L’Alpha attaqua avant même que Ben ait fini sa transformation, sans doute pour se donner un avantage suite à la maladresse de l’entre-deux. Grossière erreur. C’était le moment où Ben relâchait complètement son contrôle sur sa moitié Loup pour se nourrir de sa colère et le Loup avait un instinct formidable, aiguisé par la douleur du changement, les os qui changeaient de place, la structure musculaire qui changeait et augmentait, recouvrant des os qui avaient doublé de volume. Le coup de patte, aux griffes à moitié sorties cueillit l’Alpha sur le coté gauche du museau. La truffe était déjà bien entaillée et le loup-garou noir recula. Un coup dans le nez, ça ne pardonnait pas pour un assimilé canidé. La douleur était atroce et persistante, autant qu’un coup à l’oreille pour un être humain.
Enfin, Ben fut prêt. Il ne se transformait pas souvent mais chacun s’accordait à dire que son Loup était une bête magnifique. D’une couleur tirant sur le crème avec un sous poil gris, des yeux hésitant entre l’or et le caramel et le bout des oreilles comme trempés dans un pot de peinture noire. Contrairement à pas mal de Loups dans leur forme de combat, Ben était assez fin, une musculature discrète pour une agilité exceptionnelle. D’aucuns trouvaient ce choix étrange et taxaient ces Loups de chat. Mais rien n’est plus faux. Au fil des années, les Loups plus minces avaient prouvés leur supériorité en beaucoup de domaines. Si un Loup « normal » ne pouvait passer pour autre chose qu’un croisement impossible entre un canidé et un Grizzly, les Loups minces pouvaient espérer passer pour des bâtards de chiens de traineau exceptionnellement grands. En combat, cette supériorité n’était effective que si l’adversaire ne le saisissait pas, d’où une réputation de lâcheté.
Ben prit quelques instants pour lui permettre, ainsi qu’à son Loup, d’étudier son adversaire. Le fait que celui-ci soit encore un peu sonné lui aurait peut-être donné l’occasion d’une attaque, mais rien n’était moins sur. Après tout, les feintes et les faux-semblants étaient monnaie courante dans un combat. Personne ne trouvait rien à redire, sans doute parce que l’intelligence et la stratégie étaient aussi important que la force brute. Ben savait aussi que le premier assaut serait décisif pour la suite… Alors il attaqua, crocs en avant pour laisser à ses griffes la possibilité d’un revers, au cas où…
Ce fut violent et rapide.
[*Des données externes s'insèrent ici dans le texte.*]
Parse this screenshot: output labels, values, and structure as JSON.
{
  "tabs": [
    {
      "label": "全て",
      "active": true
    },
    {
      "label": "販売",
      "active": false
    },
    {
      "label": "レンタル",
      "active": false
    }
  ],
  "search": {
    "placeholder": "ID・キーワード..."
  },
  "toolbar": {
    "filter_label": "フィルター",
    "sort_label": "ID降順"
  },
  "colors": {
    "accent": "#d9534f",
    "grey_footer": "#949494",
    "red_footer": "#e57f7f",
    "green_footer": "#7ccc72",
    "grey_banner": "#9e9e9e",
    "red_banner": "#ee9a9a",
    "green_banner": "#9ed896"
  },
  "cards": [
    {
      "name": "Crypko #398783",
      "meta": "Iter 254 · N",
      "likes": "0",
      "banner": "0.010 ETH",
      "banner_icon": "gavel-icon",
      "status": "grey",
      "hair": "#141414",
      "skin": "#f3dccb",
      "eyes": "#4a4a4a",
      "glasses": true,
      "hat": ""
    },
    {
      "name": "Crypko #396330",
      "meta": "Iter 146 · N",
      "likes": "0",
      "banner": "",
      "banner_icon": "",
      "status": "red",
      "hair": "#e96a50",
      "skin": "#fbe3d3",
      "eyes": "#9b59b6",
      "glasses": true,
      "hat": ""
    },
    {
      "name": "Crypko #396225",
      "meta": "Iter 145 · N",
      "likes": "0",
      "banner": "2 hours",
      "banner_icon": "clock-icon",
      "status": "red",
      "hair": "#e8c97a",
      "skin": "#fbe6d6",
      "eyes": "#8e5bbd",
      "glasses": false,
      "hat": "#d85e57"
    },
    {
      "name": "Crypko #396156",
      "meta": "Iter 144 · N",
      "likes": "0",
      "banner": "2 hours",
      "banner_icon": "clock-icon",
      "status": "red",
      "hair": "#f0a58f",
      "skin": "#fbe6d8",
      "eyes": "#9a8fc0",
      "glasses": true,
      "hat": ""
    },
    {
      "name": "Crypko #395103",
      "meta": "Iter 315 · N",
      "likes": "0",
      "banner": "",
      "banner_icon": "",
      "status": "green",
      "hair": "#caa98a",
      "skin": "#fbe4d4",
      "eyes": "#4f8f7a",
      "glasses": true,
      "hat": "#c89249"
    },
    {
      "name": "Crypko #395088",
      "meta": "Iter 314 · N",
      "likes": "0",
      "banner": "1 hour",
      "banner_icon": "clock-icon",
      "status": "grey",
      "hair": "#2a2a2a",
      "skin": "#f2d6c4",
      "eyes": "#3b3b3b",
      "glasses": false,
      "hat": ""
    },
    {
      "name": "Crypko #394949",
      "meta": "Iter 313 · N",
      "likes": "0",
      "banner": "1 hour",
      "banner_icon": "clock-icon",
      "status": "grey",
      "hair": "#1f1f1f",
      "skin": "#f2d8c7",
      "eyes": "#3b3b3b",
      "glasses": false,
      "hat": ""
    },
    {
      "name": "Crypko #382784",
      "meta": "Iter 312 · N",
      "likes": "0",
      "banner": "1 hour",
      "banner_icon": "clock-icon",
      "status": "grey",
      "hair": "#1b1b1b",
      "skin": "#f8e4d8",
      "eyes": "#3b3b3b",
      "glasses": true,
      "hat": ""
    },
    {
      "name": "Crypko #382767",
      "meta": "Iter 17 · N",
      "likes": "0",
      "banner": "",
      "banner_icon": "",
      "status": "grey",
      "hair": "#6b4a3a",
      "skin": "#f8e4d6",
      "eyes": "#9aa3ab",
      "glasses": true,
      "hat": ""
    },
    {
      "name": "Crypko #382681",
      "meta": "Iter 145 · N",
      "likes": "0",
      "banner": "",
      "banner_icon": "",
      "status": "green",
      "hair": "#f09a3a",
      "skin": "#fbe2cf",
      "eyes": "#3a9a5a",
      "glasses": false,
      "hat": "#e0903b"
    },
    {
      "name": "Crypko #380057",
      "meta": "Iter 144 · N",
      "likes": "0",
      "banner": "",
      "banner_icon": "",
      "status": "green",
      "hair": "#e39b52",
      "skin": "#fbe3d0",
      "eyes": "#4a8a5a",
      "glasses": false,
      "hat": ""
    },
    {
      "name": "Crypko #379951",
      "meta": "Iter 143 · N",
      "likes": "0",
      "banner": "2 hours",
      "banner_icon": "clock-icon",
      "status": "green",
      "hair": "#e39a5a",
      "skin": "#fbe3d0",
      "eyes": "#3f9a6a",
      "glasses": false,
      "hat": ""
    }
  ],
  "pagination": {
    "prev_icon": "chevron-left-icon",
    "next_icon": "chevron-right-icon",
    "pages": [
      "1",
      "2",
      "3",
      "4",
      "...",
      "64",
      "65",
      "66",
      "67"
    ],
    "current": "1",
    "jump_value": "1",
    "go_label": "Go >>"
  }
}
Dire que Ben s’en tira sans dommage fut un bien grand mot puisque une morsure tâchait sa fourrure de pourpre et les griffures qui lui zébraient le dos étaient profondes. Ce qui étonna le plus les autres Loups, assistant au carnage, c’est que Ben n’avait pas émis un seul son. L’Alpha avait grogné, hurlé, gémi de douleur. Ben … on ne l’entendait pas. Il n’avait pas cherché à impressionner, ni faire peur. Il avait combattu sereinement. Comme un humain.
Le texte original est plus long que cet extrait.